Challenges Farm Kiosk is addressing
With various challenges facing the African continent, Farm Kiosk is set out to solve the following:
Lack of digital skills to market online
Agricultural land inaccessibility
Lack of markets and marketing information
Low and poor quality production of farm produce
Low levels of financial literacy
Reduce pre-and post-harvest losses
“It´s at this point that Farm Kiosk with its youthful achievement-oriented well-balanced team is tapping into this opportunity of the increasing mobile and Internet connectivity in Uganda and the whole East African region to avail our platforms to link landless young people joining agribusiness with landowners at the bottom of the agribusiness pyramid”
The use of ICTs in Africa mobile phones and the Internet specifically has consistently advanced over the last decade.
The number of people connected to the Internet via mobile devices is increasing rapidly. Africa and Ugandan farmers, especially the youth, have not been left out of this ICT explosion.
Farm Kiosk is rhyming on these facts with its Mobile App which is an open platform which has interactive user-friendly features which allow it to profile B2B and B2C customers farmers being the base so that we support in extending agribusiness services.
What Farm Kiosk is offering
Charles noted the following benefits the agritech startup offers it users:
Access to a large pool of value chain players for agro products and services in Uganda and in the East African region.
Access to structured farmer groups training in financial literacy, Agribusiness Project Selection, Planning and Management Training
Linkages between young people interested in agribusiness but don’t own land with landowners leasing out their land purposely for agribusiness in any part of the country.

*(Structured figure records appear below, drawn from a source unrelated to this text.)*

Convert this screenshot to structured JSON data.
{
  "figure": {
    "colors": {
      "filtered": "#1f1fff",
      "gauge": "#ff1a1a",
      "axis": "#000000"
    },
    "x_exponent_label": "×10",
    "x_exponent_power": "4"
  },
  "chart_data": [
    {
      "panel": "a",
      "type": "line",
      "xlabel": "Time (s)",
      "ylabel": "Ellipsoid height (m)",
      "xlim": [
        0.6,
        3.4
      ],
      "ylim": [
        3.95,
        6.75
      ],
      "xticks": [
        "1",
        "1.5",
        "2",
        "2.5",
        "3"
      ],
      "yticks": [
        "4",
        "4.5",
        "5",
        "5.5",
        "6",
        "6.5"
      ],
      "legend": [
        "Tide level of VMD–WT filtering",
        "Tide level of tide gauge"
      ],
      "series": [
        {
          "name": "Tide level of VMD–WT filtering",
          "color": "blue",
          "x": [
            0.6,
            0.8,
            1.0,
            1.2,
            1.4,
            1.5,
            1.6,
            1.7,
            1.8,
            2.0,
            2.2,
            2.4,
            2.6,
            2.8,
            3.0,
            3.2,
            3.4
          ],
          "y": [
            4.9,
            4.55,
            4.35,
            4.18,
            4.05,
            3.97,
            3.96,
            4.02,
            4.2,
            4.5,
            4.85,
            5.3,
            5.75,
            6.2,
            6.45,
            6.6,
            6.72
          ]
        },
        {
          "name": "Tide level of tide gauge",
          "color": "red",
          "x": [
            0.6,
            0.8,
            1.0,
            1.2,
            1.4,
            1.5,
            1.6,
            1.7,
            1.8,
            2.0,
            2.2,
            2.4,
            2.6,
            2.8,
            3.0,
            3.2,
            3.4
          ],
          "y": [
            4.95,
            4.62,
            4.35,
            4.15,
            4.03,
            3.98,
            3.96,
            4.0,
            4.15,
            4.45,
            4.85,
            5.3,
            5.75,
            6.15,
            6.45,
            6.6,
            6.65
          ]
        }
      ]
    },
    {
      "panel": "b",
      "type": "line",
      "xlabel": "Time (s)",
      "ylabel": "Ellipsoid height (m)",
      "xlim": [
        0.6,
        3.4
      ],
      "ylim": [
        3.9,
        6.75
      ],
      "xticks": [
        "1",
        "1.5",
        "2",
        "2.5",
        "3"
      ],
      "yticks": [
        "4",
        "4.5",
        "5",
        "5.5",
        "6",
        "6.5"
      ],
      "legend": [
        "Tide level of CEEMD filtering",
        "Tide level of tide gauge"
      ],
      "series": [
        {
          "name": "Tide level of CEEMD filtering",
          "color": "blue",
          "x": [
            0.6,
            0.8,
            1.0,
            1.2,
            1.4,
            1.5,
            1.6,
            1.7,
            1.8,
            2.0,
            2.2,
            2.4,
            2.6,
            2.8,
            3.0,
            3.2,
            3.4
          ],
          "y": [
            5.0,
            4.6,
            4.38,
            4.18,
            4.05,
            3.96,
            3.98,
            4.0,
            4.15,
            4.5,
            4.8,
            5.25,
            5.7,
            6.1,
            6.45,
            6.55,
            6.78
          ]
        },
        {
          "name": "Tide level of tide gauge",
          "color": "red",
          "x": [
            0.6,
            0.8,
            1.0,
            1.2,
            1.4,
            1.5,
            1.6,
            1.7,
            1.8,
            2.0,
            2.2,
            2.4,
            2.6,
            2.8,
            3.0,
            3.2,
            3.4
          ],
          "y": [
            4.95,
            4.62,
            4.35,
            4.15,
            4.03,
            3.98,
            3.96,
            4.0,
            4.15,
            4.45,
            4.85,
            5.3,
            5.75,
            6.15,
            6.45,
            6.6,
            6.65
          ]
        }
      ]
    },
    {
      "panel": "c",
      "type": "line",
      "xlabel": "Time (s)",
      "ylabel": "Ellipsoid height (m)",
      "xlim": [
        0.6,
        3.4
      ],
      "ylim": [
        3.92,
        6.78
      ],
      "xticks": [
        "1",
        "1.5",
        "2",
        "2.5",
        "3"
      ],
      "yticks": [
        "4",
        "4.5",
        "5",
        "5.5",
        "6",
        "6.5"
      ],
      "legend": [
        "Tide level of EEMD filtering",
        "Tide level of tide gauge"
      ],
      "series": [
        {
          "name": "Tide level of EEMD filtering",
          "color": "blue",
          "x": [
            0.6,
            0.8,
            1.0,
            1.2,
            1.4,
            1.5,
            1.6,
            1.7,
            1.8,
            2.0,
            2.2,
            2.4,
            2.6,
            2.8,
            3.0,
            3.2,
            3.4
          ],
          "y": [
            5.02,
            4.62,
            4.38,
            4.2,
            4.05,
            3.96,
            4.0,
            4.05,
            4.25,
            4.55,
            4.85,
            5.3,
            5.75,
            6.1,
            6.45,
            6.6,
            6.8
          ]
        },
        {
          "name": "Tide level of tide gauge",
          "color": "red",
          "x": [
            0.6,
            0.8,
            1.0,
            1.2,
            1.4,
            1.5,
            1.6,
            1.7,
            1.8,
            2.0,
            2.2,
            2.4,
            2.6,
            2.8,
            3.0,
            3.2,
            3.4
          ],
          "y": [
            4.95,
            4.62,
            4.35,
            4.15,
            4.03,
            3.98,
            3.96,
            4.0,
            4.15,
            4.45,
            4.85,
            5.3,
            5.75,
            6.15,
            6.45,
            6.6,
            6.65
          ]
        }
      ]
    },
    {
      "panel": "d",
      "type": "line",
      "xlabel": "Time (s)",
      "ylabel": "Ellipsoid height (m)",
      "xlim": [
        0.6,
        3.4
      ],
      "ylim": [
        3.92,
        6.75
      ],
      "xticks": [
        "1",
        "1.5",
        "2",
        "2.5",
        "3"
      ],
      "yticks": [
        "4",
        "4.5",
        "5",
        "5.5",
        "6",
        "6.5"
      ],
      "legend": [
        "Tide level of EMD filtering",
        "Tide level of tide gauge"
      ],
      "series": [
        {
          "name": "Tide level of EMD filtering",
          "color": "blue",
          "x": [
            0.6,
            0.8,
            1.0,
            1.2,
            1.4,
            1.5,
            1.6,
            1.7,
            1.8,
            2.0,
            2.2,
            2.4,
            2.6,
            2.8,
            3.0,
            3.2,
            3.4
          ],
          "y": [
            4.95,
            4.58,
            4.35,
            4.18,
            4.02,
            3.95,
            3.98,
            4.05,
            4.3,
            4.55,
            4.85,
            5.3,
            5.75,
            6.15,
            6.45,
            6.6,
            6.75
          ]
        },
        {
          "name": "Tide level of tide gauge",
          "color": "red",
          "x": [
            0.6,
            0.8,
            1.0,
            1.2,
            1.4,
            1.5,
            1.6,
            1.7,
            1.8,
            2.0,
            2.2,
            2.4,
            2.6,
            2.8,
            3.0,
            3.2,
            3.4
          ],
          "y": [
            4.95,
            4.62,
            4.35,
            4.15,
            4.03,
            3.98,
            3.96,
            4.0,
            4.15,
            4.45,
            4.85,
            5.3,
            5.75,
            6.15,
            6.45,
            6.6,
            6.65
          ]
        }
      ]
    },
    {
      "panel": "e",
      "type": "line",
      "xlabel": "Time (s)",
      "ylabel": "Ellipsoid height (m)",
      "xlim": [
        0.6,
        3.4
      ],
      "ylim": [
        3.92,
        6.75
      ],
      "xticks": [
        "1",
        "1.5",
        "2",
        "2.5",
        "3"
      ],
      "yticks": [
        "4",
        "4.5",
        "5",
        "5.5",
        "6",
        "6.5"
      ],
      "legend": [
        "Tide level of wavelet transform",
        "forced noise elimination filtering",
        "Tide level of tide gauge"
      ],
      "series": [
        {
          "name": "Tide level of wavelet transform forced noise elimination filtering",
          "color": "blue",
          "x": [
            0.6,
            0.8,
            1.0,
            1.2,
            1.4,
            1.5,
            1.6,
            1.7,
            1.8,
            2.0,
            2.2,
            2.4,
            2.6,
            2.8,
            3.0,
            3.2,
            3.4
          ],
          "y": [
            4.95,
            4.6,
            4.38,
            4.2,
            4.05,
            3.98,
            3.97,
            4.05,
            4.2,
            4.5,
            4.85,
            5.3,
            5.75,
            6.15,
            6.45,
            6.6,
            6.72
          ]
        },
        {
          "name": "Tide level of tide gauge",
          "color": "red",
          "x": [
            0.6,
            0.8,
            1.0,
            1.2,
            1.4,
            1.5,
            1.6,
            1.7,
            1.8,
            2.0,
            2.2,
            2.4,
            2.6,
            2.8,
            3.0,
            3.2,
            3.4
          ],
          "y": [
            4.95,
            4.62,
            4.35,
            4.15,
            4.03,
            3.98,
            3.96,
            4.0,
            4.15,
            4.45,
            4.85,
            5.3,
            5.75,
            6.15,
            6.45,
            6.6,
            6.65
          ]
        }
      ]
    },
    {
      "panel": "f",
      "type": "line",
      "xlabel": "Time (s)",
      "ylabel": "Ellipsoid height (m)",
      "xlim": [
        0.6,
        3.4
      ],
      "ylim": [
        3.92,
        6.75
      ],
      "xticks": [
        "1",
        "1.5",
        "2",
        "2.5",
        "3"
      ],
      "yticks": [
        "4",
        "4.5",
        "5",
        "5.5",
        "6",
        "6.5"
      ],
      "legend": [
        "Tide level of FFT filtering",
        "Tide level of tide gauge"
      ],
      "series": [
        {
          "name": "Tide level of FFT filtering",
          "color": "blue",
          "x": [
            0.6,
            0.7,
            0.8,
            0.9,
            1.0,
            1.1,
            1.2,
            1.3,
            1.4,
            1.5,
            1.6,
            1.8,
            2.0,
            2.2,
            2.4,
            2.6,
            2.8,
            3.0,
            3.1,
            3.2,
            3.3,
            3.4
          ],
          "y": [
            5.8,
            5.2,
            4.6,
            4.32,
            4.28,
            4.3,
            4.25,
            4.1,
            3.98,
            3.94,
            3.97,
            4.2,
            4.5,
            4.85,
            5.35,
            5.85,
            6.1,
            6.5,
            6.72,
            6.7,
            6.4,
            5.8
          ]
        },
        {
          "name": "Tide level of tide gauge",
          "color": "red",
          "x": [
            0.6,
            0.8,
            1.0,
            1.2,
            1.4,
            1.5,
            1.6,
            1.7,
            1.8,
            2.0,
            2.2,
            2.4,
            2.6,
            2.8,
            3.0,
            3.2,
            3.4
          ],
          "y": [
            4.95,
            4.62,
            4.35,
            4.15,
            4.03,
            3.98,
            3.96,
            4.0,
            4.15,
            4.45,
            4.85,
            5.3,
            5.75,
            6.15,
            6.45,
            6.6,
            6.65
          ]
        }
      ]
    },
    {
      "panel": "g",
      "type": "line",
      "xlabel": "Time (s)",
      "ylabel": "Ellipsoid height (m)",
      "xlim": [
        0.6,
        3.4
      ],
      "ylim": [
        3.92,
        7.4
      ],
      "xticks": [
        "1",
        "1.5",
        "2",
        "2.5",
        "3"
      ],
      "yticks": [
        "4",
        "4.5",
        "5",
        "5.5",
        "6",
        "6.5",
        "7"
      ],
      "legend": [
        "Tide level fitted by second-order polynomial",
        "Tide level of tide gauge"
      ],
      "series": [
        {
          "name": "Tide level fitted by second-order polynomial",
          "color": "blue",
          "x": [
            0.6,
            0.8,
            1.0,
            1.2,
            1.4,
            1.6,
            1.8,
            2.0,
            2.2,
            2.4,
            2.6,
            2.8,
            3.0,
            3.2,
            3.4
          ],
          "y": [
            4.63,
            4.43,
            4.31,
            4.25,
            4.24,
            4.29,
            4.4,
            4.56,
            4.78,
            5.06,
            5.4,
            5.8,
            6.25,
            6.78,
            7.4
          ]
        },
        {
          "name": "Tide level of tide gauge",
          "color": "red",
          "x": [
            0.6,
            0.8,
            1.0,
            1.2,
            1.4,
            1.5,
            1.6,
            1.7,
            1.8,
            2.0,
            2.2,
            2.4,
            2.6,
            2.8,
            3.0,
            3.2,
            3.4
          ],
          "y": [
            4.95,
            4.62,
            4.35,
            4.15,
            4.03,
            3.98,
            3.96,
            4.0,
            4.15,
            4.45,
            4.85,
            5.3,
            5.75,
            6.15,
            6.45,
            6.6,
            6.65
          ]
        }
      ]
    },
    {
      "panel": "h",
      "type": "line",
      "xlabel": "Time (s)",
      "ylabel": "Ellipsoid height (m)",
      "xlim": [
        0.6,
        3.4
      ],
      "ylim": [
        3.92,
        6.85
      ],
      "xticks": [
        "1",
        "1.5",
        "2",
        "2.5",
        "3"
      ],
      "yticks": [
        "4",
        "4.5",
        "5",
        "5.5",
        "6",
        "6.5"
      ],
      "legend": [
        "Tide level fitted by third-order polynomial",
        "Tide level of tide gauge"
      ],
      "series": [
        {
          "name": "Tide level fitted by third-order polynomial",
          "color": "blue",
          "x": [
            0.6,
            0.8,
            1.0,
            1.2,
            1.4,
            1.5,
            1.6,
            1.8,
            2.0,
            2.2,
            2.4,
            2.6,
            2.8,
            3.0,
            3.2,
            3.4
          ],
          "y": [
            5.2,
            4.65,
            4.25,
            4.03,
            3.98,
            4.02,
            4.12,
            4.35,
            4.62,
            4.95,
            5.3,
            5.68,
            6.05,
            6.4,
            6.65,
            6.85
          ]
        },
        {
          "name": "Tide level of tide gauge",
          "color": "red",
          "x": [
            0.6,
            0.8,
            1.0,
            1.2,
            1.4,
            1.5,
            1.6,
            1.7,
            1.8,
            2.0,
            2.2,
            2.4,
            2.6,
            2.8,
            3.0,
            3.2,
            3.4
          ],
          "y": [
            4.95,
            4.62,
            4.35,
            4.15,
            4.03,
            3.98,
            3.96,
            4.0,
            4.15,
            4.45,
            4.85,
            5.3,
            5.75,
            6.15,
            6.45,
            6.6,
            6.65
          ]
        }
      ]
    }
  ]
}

Access to free market information and knowledge material such as routine commodity prices, farming guides and other related content.
In addition, the founder noted that the startup is currently running 5 year Company Strategic Plan 2020/2025.
According to him, the plan was recently revised to absorb the shocks brought about by COVID 19 pandemic.
“Principally we aim at expanding our services to all the 10 agricultural zones of Uganda, facilitate the purchase of our delivery tracks, facilitate the establishing our call centre and our storage facility which work will enhance on the creation jobs in the sector directly to young people and women also working towards revolutionizing the farm produce distribution system in Uganda and across East Africa but most importantly it will support us in embracing the 8 SDGs: – 1, 2, 3, 5, 8, 9,12 and 13 that our company work is contributing to”
Farm Kiosk mobile app enables the support of farmers in tracking their activities periodically. The mobile app allows the startup to identify the type of produce specific farmers in a specific location are to deal in, in a specific season and their anticipated harvest period
The app also has another feature which helps us to profile landowners who are leasing out their land purposely for agribusiness in any part of the country.